Last month on November 19th I picked up a pair of Seagate 1.5TB hard drives for the server. At $139.99 a piece they have the cheapest price per gig for hard disk space as of that date. At that price it comes out at approximately 10 cents per actual gigabyte! As of writing this though they are going for $129.99 a piece making it 9.3 cents per actual gigabyte. While technically it’s cheaper to use DVD’s still as they run about 5-7 cents per gig, who really wants to carry around 318 DVD’s to match the size of a 1.5TB drive. Plus try keeping that many discs scratch free. I think the convenience of a hard drive is way worth the extra cost.

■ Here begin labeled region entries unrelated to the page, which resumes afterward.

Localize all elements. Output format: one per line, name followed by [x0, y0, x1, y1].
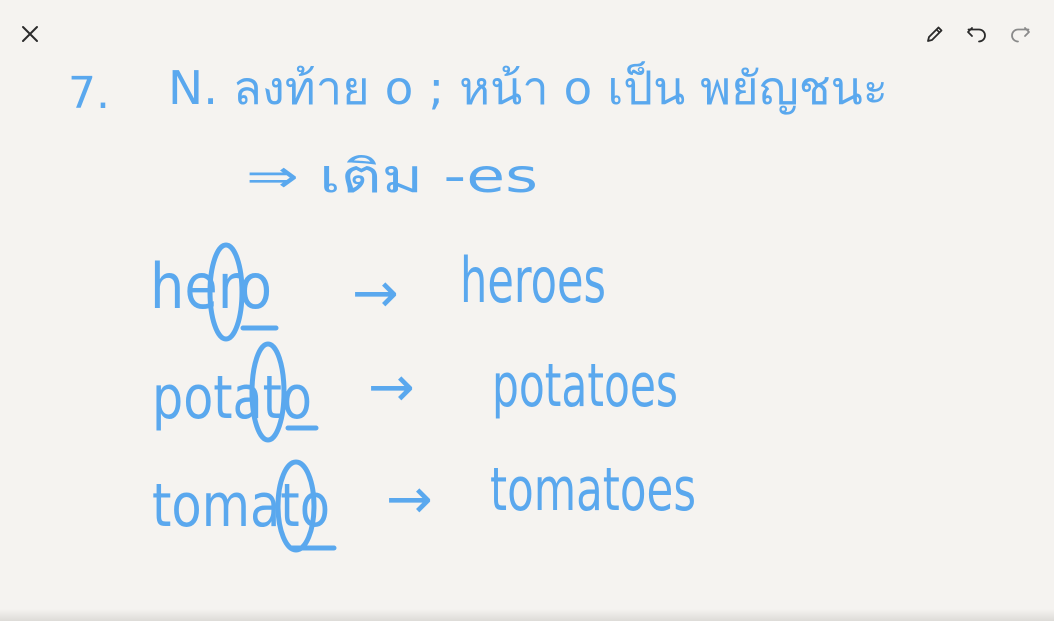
example-row: potato → potatoes: [152, 341, 678, 443]
handwriting-layer: 7. N. ลงท้าย o ; หน้า o เป็น พยัญชนะ ⇒ เ…: [68, 61, 888, 553]
bottom-edge-shadow: [0, 609, 1054, 621]
note-canvas[interactable]: 7. N. ลงท้าย o ; หน้า o เป็น พยัญชนะ ⇒ เ…: [0, 0, 1054, 621]
example-arrow: →: [368, 355, 415, 420]
example-row: hero → heroes: [150, 242, 606, 342]
rule-result: ⇒ เติม -es: [246, 149, 538, 203]
example-plural: potatoes: [492, 351, 678, 421]
example-row: tomato → tomatoes: [152, 455, 696, 553]
example-arrow: →: [352, 261, 399, 326]
example-word: potato: [152, 363, 312, 433]
rule-line: N. ลงท้าย o ; หน้า o เป็น พยัญชนะ: [168, 61, 888, 115]
example-plural: tomatoes: [490, 455, 696, 525]
rule-number: 7.: [68, 68, 110, 119]
example-plural: heroes: [460, 244, 606, 317]
example-word: tomato: [152, 471, 330, 541]
example-arrow: →: [386, 467, 433, 532]
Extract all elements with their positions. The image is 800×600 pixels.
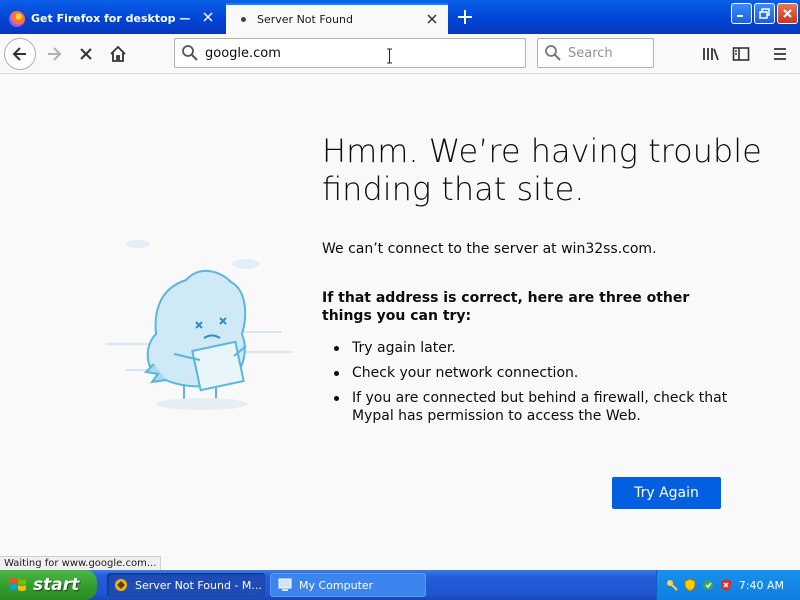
- start-button[interactable]: start: [0, 570, 97, 600]
- new-tab-plus-icon[interactable]: [454, 6, 476, 28]
- window-close-button[interactable]: [777, 3, 798, 24]
- error-description: We can’t connect to the server at win32s…: [322, 241, 657, 257]
- tab-label: Get Firefox for desktop — Mozilla: [31, 12, 191, 25]
- clock: 7:40 AM: [738, 578, 784, 592]
- computer-icon: [278, 578, 292, 591]
- try-again-button[interactable]: Try Again: [612, 477, 721, 509]
- restore-button[interactable]: [754, 3, 775, 24]
- tab-server-not-found[interactable]: Server Not Found: [226, 3, 448, 34]
- windows-flag-icon: [10, 578, 26, 591]
- list-item: If you are connected but behind a firewa…: [322, 389, 742, 425]
- home-icon: [110, 45, 126, 62]
- update-icon[interactable]: [701, 578, 715, 592]
- list-item: Try again later.: [322, 339, 742, 357]
- list-item: Check your network connection.: [322, 364, 742, 382]
- close-icon: [783, 9, 792, 18]
- network-key-icon[interactable]: [665, 578, 679, 592]
- close-icon[interactable]: [424, 11, 440, 27]
- menu-button[interactable]: [766, 40, 794, 68]
- error-page: Hmm. We’re having trouble finding that s…: [0, 74, 800, 570]
- browser-titlebar: Get Firefox for desktop — Mozilla Server…: [0, 0, 800, 34]
- address-bar[interactable]: [174, 38, 526, 68]
- firefox-icon: [9, 10, 25, 27]
- minimize-button[interactable]: [731, 3, 752, 24]
- taskbar-item-label: My Computer: [299, 578, 374, 592]
- search-icon: [545, 45, 561, 61]
- alert-shield-icon[interactable]: [719, 578, 733, 592]
- monster-illustration-icon: [105, 240, 292, 410]
- text-cursor-icon: [387, 48, 392, 64]
- arrow-right-icon: [48, 47, 62, 61]
- loading-dot-icon: [235, 12, 251, 28]
- mypal-icon: [115, 579, 127, 591]
- minimize-icon: [737, 15, 743, 17]
- tab-label: Server Not Found: [257, 13, 353, 26]
- stop-x-icon: [80, 48, 92, 60]
- stop-button[interactable]: [70, 38, 102, 70]
- arrow-left-icon: [12, 47, 26, 61]
- back-button[interactable]: [4, 38, 36, 70]
- tab-get-firefox[interactable]: Get Firefox for desktop — Mozilla: [0, 3, 224, 34]
- restore-icon: [759, 8, 770, 19]
- taskbar-item-my-computer[interactable]: My Computer: [270, 573, 426, 597]
- navigation-toolbar: [0, 34, 800, 74]
- taskbar-item-browser[interactable]: Server Not Found - M...: [107, 573, 265, 597]
- home-button[interactable]: [102, 38, 134, 70]
- taskbar: start Server Not Found - M... My Compute…: [0, 570, 800, 600]
- taskbar-item-label: Server Not Found - M...: [135, 578, 262, 592]
- start-label: start: [33, 575, 80, 595]
- page-title: Hmm. We’re having trouble finding that s…: [322, 132, 762, 208]
- sidebar-icon: [732, 47, 750, 61]
- security-shield-icon[interactable]: [683, 578, 697, 592]
- forward-button[interactable]: [38, 38, 70, 70]
- search-box[interactable]: [537, 38, 654, 68]
- url-input[interactable]: [205, 45, 505, 61]
- hamburger-icon: [774, 48, 786, 60]
- suggestions-heading: If that address is correct, here are thr…: [322, 290, 690, 324]
- suggestions-list: Try again later. Check your network conn…: [322, 339, 742, 432]
- library-icon: [703, 48, 719, 61]
- sidebar-toggle-button[interactable]: [727, 40, 755, 68]
- search-icon: [182, 45, 198, 61]
- library-button[interactable]: [697, 40, 725, 68]
- search-input[interactable]: [568, 45, 650, 61]
- window-controls: [731, 3, 798, 24]
- status-bar: Waiting for www.google.com...: [0, 556, 162, 570]
- close-icon[interactable]: [200, 9, 216, 25]
- system-tray: 7:40 AM: [656, 570, 800, 600]
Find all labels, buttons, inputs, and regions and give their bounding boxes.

Anyway, back to the server. I put the new drives into the server and originally I was planning to run them in RAID1 but decided against it as I heard a lot of stuff on the net about the drives freezing momentarily and cause RAID arrays to go corrupt. I heard Seagate had a firmware update on the way to fix that (which is now currently available), but I decided I didn’t want to risk it and put the drives in as solo drives. I did however maintain my goal of data redundancy by creating what I like to call a fake RAID1 array by using the free tool from Microsoft called Sync Toy. With this little app you select a couple of directories to make a pair and then you set how you would like them to be synced. I selected the two drives right at the root and set the sync mode to echo because all the file movements would be done on the first drive and I just wanted the second drive to match it, thus creating my backup. I then set the windows task scheduler to run the sync every night. Sure it’s not as ideal as a RAID1 where the mirror copy is made at the same time as the original, but it works. I also kind of like this method better too because should one drive go down the other has the backup copy, but because it is in a single drive mode there is no rebuilding the RAID array or anything like that. I just replace the down drive and use Sync Toy to synchronize them again. Also, it lets me pull the drive out and put it into any other computer and it works! It can read the drive without loading up any RAID drivers. Always convenient.

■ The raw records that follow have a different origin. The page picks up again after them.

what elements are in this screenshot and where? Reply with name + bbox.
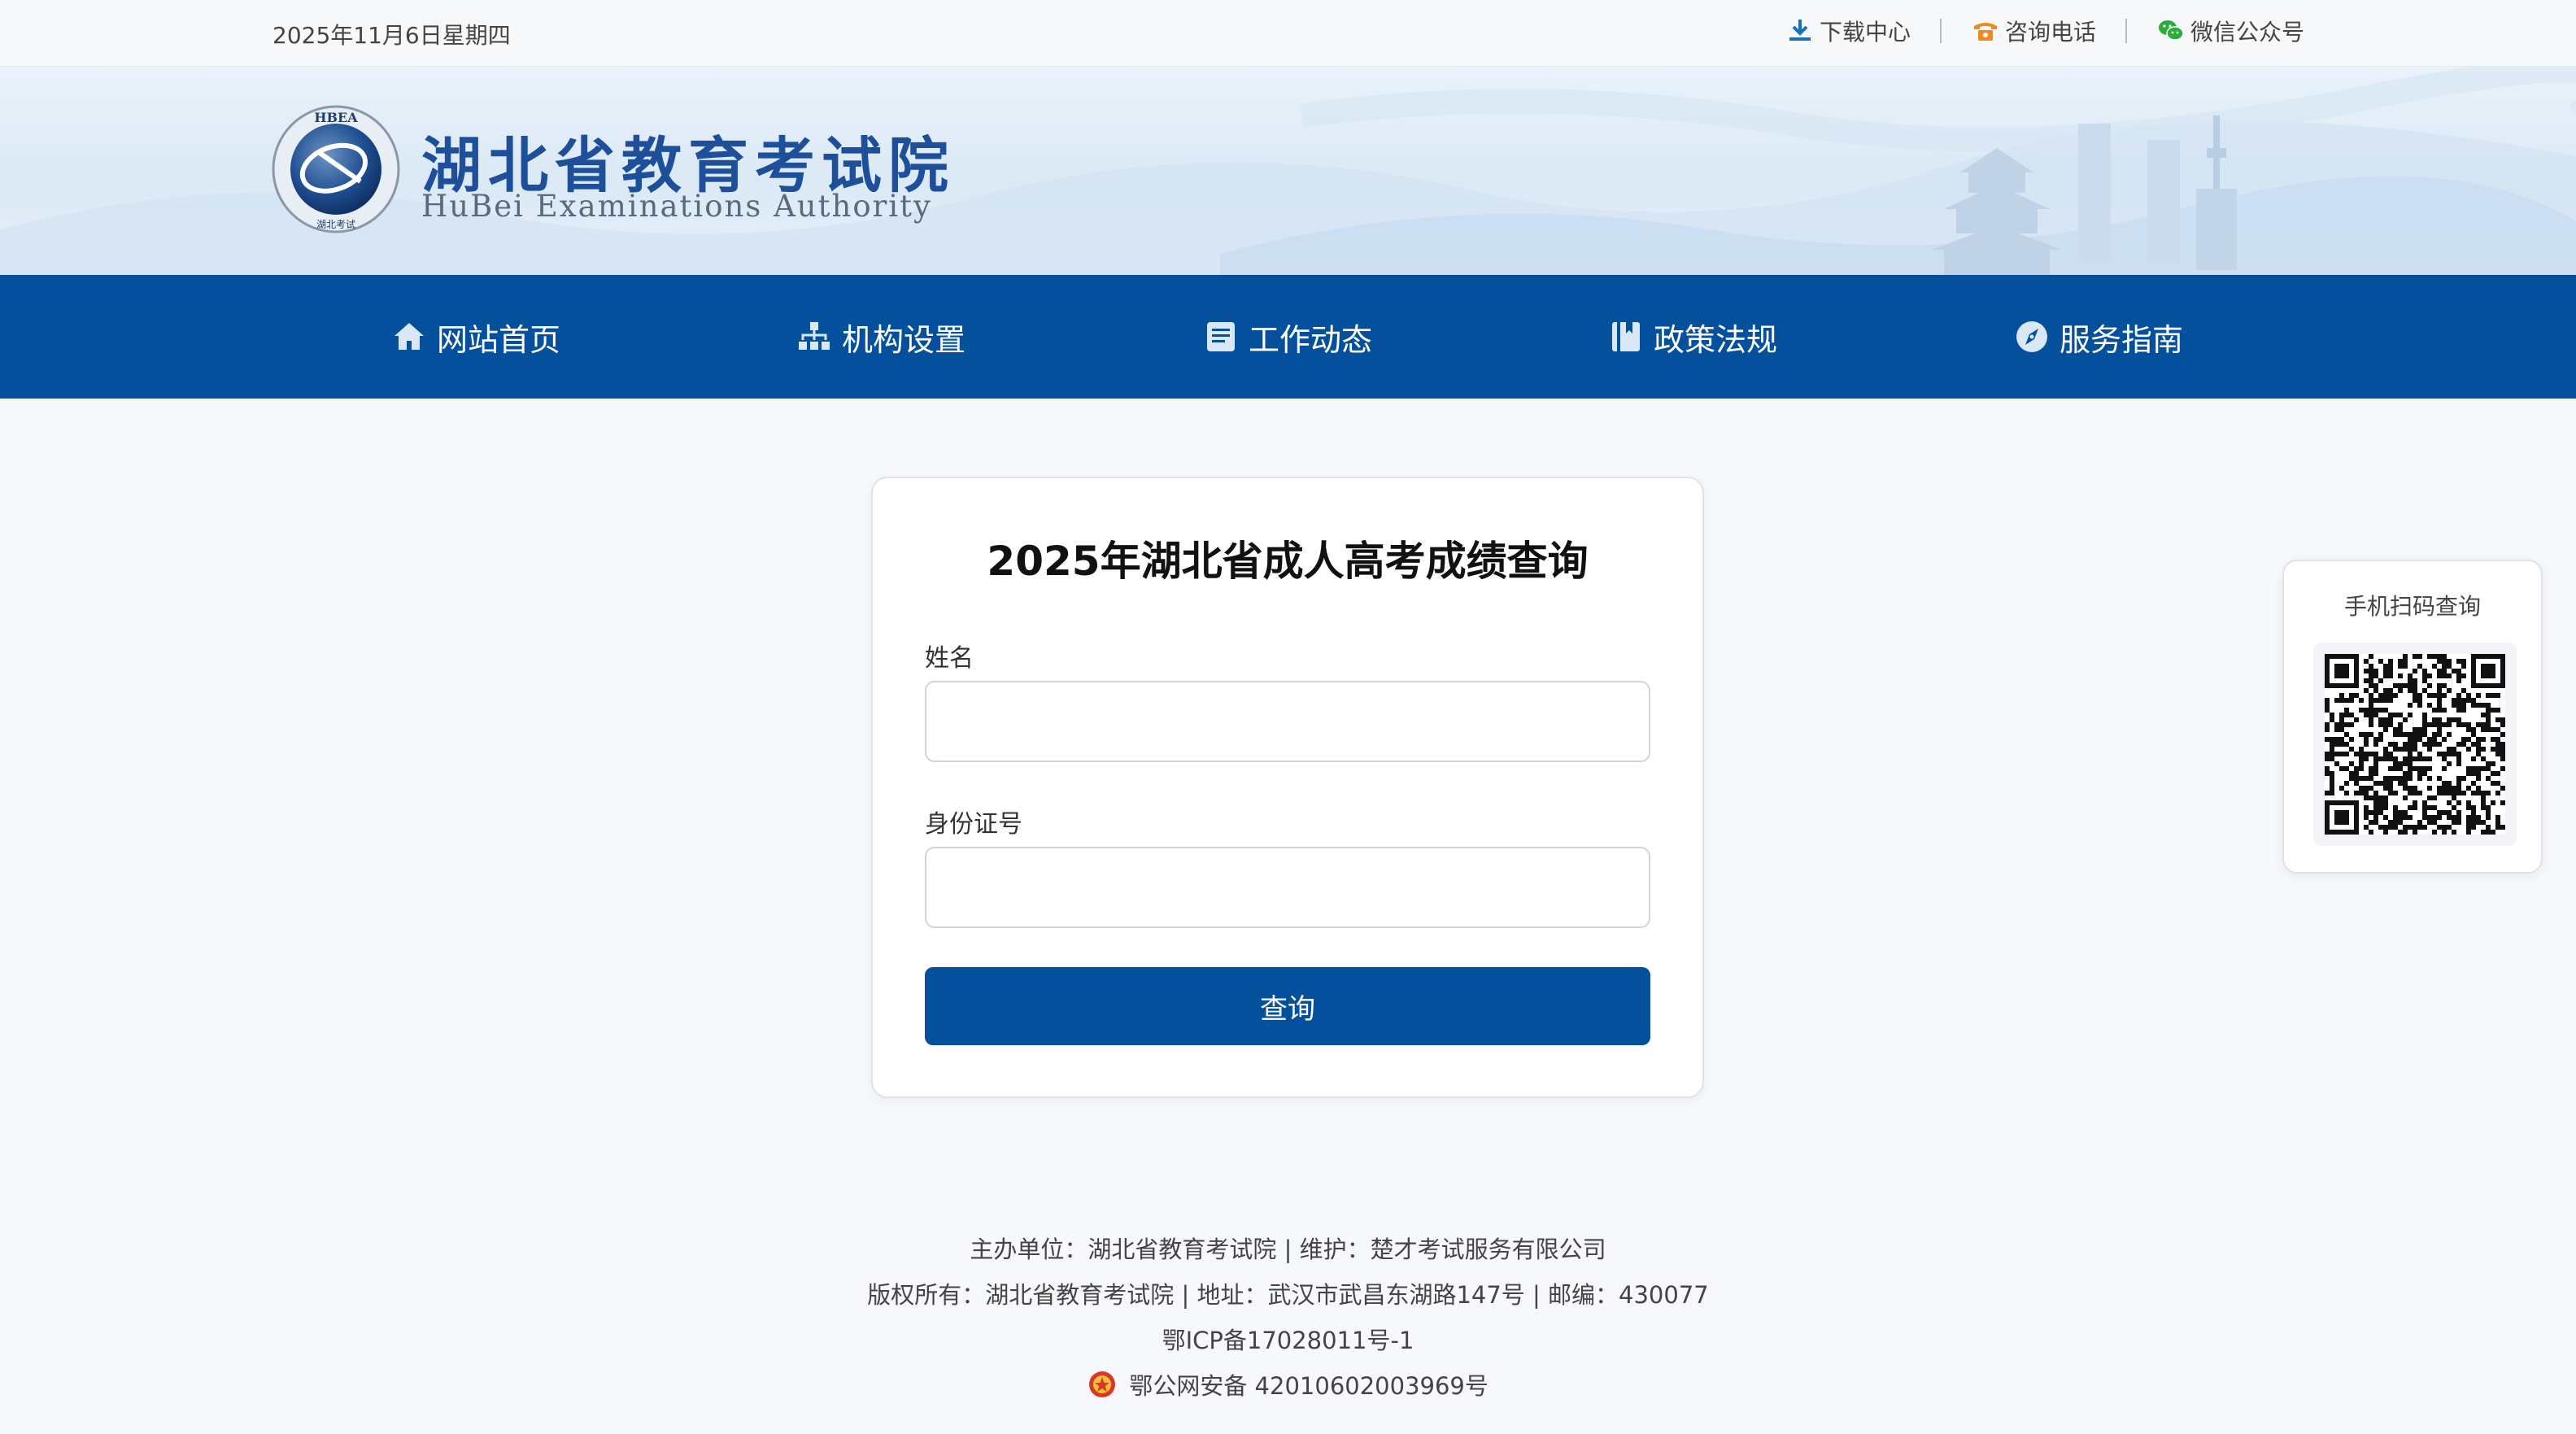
wechat-icon bbox=[2158, 20, 2184, 41]
download-icon bbox=[1789, 20, 1811, 41]
book-icon bbox=[1612, 322, 1640, 351]
consult-phone-link[interactable]: 咨询电话 bbox=[1971, 15, 2096, 47]
divider bbox=[1939, 19, 1942, 43]
qr-title: 手机扫码查询 bbox=[2343, 593, 2481, 620]
download-center-label: 下载中心 bbox=[1819, 19, 1911, 46]
name-label: 姓名 bbox=[925, 644, 974, 673]
footer-copyright: 版权所有：湖北省教育考试院 | 地址：武汉市武昌东湖路147号 | 邮编：430… bbox=[867, 1281, 1709, 1309]
compass-icon bbox=[2016, 321, 2047, 352]
consult-phone-label: 咨询电话 bbox=[2004, 19, 2096, 46]
footer-police-label: 鄂公网安备 42010602003969号 bbox=[1129, 1372, 1489, 1400]
divider bbox=[2125, 19, 2127, 43]
wechat-label: 微信公众号 bbox=[2190, 19, 2304, 46]
download-center-link[interactable]: 下载中心 bbox=[1785, 15, 1911, 47]
phone-icon bbox=[1973, 23, 1997, 41]
wechat-link[interactable]: 微信公众号 bbox=[2156, 15, 2304, 47]
nav-item-home[interactable]: 网站首页 bbox=[391, 275, 560, 399]
query-button[interactable]: 查询 bbox=[925, 967, 1650, 1045]
qr-code-image bbox=[2325, 654, 2505, 835]
page-title: 2025年湖北省成人高考成绩查询 bbox=[987, 538, 1589, 585]
nav-item-service-guide[interactable]: 服务指南 bbox=[2014, 275, 2183, 399]
nav-item-news[interactable]: 工作动态 bbox=[1203, 275, 1372, 399]
news-icon bbox=[1207, 322, 1235, 351]
footer-sponsor: 主办单位：湖北省教育考试院 | 维护：楚才考试服务有限公司 bbox=[970, 1236, 1606, 1263]
nav-item-organization[interactable]: 机构设置 bbox=[796, 275, 965, 399]
current-date: 2025年11月6日星期四 bbox=[272, 22, 511, 49]
name-input[interactable] bbox=[925, 681, 1650, 762]
org-chart-icon bbox=[799, 322, 830, 350]
top-bar: 2025年11月6日星期四 下载中心 咨询电话 微信公众号 bbox=[0, 0, 2576, 67]
qr-code-panel: 手机扫码查询 bbox=[2282, 560, 2543, 874]
footer-police-record[interactable]: 鄂公网安备 42010602003969号 bbox=[0, 1363, 2576, 1409]
police-badge-icon bbox=[1089, 1371, 1116, 1397]
header-banner: HBEA 湖北考试 湖北省教育考试院 HuBei Examinations Au… bbox=[0, 67, 2576, 275]
nav-item-label: 服务指南 bbox=[2059, 321, 2184, 358]
footer-icp-link[interactable]: 鄂ICP备17028011号-1 bbox=[0, 1318, 2576, 1363]
nav-item-label: 工作动态 bbox=[1249, 321, 1373, 358]
id-number-input[interactable] bbox=[925, 847, 1650, 928]
id-number-label: 身份证号 bbox=[925, 810, 1022, 839]
score-query-card: 2025年湖北省成人高考成绩查询 姓名 身份证号 查询 bbox=[871, 477, 1704, 1098]
nav-item-label: 网站首页 bbox=[437, 321, 561, 358]
nav-item-label: 政策法规 bbox=[1654, 321, 1778, 358]
nav-item-policy[interactable]: 政策法规 bbox=[1608, 275, 1777, 399]
top-links: 下载中心 咨询电话 微信公众号 bbox=[1785, 15, 2304, 47]
hbea-emblem-logo: HBEA 湖北考试 bbox=[272, 105, 400, 233]
qr-code bbox=[2313, 643, 2517, 846]
footer: 主办单位：湖北省教育考试院 | 维护：楚才考试服务有限公司 版权所有：湖北省教育… bbox=[0, 1227, 2576, 1409]
svg-text:HBEA: HBEA bbox=[314, 110, 358, 125]
site-subtitle: HuBei Examinations Authority bbox=[421, 189, 932, 224]
home-icon bbox=[394, 323, 424, 350]
main-nav: 网站首页 机构设置 工作动态 政策法规 服务指南 bbox=[0, 275, 2576, 399]
svg-text:湖北考试: 湖北考试 bbox=[316, 218, 355, 230]
nav-item-label: 机构设置 bbox=[842, 321, 966, 358]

I must say though that these drives are FAST!!! When I put the drives in and copied the data off the 640 GB to the first 1.5TB I was able to get sustained transfer rates of 90 MB/sec, but that’s not even the fastest! When I transferred the data from the first 1.5 TB to the second I was greeted with sustained transfer rates at high as 110 MB/sec! Basically put, these are the first drives I’ve seen that would actually be capable of saturating a gigabit network link. Nice!!
As a side note, I have not experienced the drive freeze issue thus far however, now that the firmware update is out I will be updating the drives. I don’t know how the drives would respond to being upgraded if they where setup in RAID, but fortunately I don’t have to find out.